Le désir est donc le résultat de notre nature imparfaite.
Le monde
sensible dans lequel nous vivons est une copie imparfaite du monde intelligible des idées éternelles : le temps, qui
sous-tend notre condition mortelle, est le reflet de l'éternité.
Mais si notre corps est mortel, notre âme provient du
monde intelligible, et sa destination est de rejoindre le monde des idées : le désir d'éternité est en ce sens, par
opposition au désir des choses sensibles, ce qui caractérise en propre l'homme et le pousse à s'élever vers sa
véritable destination, par la connaissance des idées intelligibles.
C'est en sens que Platon définit la sagesse comme
le fait « d'apprendre à mourir ».
Le désir peut donc bien prendre pour objet l'éternité, en tant qu'elle est la
perfection qui manque à l'homme dans sa condition sensible, et qui constitue la destination de son âme.

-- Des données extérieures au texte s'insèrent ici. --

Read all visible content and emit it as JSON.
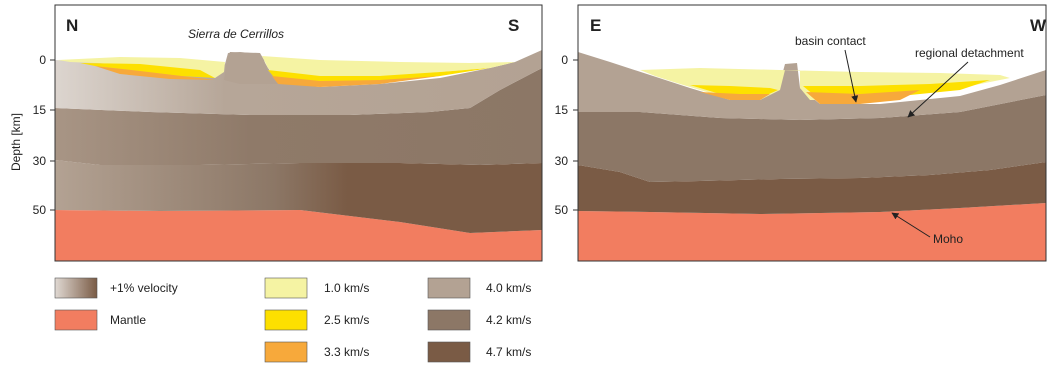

Diotime : « Celui qu'on aura guidé jusqu'ici sur le chemin de l'amour, après avoir contemplé les belles
choses dans une gradation régulière, arrivant au terme suprême, verra soudain une beauté d'une nature
merveilleuse, beauté éternelle, qui ne connaît ni la naissance ni la mort, qui ne souffre ni accroissement ni
diminution, beauté qui n'est point belle par un côté, laide par un autre, belle en un temps, laide en un
autre, belle sous un rapport, laide sous un autre, belle en tel lieu, laide en tel autre, belle pour ceux-ci,
laide pour ceux-là ; beauté qui ne se présentera pas à ses yeux comme un visage, ni comme des mains, ni
comme une forme corporelle, ni comme un raisonnement, ni comme une science, [...] la vraie voie de
l'amour, qu'on s'y engage de soi-même ou qu'on s'y laisse conduire, c'est de partir des beautés sensibles
et de monter sans cesse vers cette beauté surnaturelle en passant comme par échelons d'un beau corps à
deux, de deux à tous, puis des beaux corps aux belles actions, puis des belles actions aux belles sciences,
pour aboutir des sciences à cette science qui n'est autre chose que la science de la beauté absolue et pour
connaître enfin le beau tel qu'il est en soi.
»
Platon, Le Banquet, trad.
E.
Chambry, Flammarion
Ce que défend ce texte:
Cet extrait du Banquet de Platon s'ouvre sur le discours de Diotime, prêtresse (sans doute imaginaire) de Mantinée,
qui doit révéler à Socrate les mystères de l'amour.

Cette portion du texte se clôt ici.